Dependência do Álcool - Tratamentos : Villa Ramadas
VillaRamadas

Dependência do Álcool

Embora o seu consumo seja legal e socialmente permitido, o álcool pode ser considerado como sendo talvez a “droga” mais dura, mais barata e mais publicitada, existente em Portugal, o país que detém o primeiro lugar de consumo de álcool per capita de toda a Europa!



Estima-se que oito por cento da população mundial sofra de dependência do álcool, isto é, seja viciada em álcool, o que implica consequências bastante negativas não só para os alcoólicos, mas também para a sociedade em geral.

Como exemplo, podemos referir o Japão, um país que, apesar de ser considerado exemplar em termos de rigor profissional, acolhe cerca de 2,5 milhões de alcoólatras, que “custam” ao erário público, pela sua implicação na diminuição da produtividade e nas despesas médicas decorrentes da sua dependência, a módica quantia de 50 biliões de dólares/ano.

Quando nos referimos ao álcool como sendo um tipo de droga bastante “pesada”, fazemo-lo tendo em conta as consequências do seu uso compulsivo que aos poucos se tornam impeditivas à manutenção de uma vida dita normal o que implica obrigatoriamente o seu consumo como forma de enfrentar o dia a dia e a sua manifestação nos comportamentos e nas atitudes de todos aqueles que a ele recorrem de uma forma contínua, abusiva e destrutiva, comportamentos esses que de outra forma não se manifestariam.

A “dureza” desta droga, pode ser facilmente verificada através dos problemas com ela relacionados, que ultrapassam de longe os das outras drogas.

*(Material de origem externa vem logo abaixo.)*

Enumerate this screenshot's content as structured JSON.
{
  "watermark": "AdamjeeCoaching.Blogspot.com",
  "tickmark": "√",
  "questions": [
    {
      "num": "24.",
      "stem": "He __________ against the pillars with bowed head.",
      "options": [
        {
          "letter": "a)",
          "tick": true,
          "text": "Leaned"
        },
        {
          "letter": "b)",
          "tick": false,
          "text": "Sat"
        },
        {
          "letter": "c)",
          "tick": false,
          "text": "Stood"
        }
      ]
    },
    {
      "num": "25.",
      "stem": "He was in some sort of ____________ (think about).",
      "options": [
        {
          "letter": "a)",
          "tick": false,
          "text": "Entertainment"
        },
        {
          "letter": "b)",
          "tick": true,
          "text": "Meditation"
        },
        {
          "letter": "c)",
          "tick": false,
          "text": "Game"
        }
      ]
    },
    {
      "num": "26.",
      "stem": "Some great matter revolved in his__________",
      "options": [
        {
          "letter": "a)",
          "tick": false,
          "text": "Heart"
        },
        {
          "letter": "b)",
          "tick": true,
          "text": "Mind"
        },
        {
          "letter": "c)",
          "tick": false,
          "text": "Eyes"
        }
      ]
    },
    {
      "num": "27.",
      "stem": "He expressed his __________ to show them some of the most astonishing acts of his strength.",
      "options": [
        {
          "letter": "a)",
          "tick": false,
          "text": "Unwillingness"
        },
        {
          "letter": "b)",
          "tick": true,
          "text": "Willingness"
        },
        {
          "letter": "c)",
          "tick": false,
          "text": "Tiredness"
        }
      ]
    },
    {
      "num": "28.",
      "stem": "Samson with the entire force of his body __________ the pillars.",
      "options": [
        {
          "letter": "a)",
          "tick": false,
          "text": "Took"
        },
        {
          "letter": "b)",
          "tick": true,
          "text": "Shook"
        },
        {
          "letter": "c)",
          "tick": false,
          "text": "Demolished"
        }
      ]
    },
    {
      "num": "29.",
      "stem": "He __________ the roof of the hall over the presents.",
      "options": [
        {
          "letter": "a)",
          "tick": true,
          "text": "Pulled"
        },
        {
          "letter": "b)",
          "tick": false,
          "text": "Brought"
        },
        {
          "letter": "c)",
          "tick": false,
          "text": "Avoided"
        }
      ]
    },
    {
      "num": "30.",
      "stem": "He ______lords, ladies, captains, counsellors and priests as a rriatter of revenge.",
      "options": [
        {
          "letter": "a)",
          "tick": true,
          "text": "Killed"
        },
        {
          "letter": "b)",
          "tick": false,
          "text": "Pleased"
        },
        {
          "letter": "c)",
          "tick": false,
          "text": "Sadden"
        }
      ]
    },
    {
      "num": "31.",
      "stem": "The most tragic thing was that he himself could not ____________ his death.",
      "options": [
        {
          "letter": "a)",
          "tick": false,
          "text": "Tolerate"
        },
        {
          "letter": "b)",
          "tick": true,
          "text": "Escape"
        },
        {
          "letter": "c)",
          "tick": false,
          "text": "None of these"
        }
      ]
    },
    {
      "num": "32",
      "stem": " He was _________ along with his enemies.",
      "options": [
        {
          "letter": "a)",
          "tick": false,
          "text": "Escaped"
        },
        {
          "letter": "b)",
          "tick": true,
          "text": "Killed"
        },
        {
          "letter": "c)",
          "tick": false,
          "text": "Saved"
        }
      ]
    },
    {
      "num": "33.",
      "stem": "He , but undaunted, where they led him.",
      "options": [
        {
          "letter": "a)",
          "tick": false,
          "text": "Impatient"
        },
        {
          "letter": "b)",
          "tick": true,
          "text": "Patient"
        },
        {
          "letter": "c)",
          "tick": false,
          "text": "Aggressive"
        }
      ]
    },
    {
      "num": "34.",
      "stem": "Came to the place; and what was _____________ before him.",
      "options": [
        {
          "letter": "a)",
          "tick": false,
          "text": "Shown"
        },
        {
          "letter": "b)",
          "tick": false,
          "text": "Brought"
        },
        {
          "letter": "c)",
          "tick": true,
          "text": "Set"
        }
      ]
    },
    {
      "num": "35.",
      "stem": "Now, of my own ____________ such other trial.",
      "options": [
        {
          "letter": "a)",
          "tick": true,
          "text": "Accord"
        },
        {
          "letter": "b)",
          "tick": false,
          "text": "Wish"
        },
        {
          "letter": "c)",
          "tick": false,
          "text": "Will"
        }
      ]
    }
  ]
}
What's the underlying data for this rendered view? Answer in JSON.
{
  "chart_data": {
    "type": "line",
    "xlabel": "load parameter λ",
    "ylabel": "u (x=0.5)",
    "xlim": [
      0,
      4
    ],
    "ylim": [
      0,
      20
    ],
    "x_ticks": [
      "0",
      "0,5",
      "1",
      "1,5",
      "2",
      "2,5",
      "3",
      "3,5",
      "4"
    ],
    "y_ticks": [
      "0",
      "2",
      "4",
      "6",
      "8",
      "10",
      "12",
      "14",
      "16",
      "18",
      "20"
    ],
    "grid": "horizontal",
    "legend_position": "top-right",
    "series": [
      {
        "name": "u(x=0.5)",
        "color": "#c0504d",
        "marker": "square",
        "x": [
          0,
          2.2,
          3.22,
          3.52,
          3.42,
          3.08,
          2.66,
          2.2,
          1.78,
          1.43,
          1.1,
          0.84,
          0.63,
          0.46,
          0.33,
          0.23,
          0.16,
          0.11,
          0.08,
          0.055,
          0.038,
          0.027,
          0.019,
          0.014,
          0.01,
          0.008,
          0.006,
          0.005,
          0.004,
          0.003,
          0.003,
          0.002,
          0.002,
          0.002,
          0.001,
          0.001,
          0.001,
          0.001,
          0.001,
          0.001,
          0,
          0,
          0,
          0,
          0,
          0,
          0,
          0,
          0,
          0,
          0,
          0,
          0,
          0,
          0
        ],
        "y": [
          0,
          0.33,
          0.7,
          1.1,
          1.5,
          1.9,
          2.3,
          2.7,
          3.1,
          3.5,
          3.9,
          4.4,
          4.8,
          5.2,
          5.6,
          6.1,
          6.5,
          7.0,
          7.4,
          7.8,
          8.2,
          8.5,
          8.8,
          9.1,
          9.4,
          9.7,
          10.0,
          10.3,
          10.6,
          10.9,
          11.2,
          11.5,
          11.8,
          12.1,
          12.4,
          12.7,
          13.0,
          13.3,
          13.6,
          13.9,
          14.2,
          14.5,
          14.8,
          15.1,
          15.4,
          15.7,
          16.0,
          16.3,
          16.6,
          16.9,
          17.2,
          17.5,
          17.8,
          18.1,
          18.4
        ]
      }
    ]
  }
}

Se não, vejamos a enorme quantidade de famílias onde existe violência ou que foram destruídas devido ao consumo de álcool, as doenças gastroenterológicas (cirroses, úlceras, alguns tipos de cancro) e as mortes a elas associadas, as patologias neurológicas (polinevrites, demências) e, sobretudo, todos os acidentes de viação, com graves consequências e sequelas para todos os envolvidos, que numa percentagem elevada (mais de 50 por cento) ocorrem sob a influência nefasta do álcool.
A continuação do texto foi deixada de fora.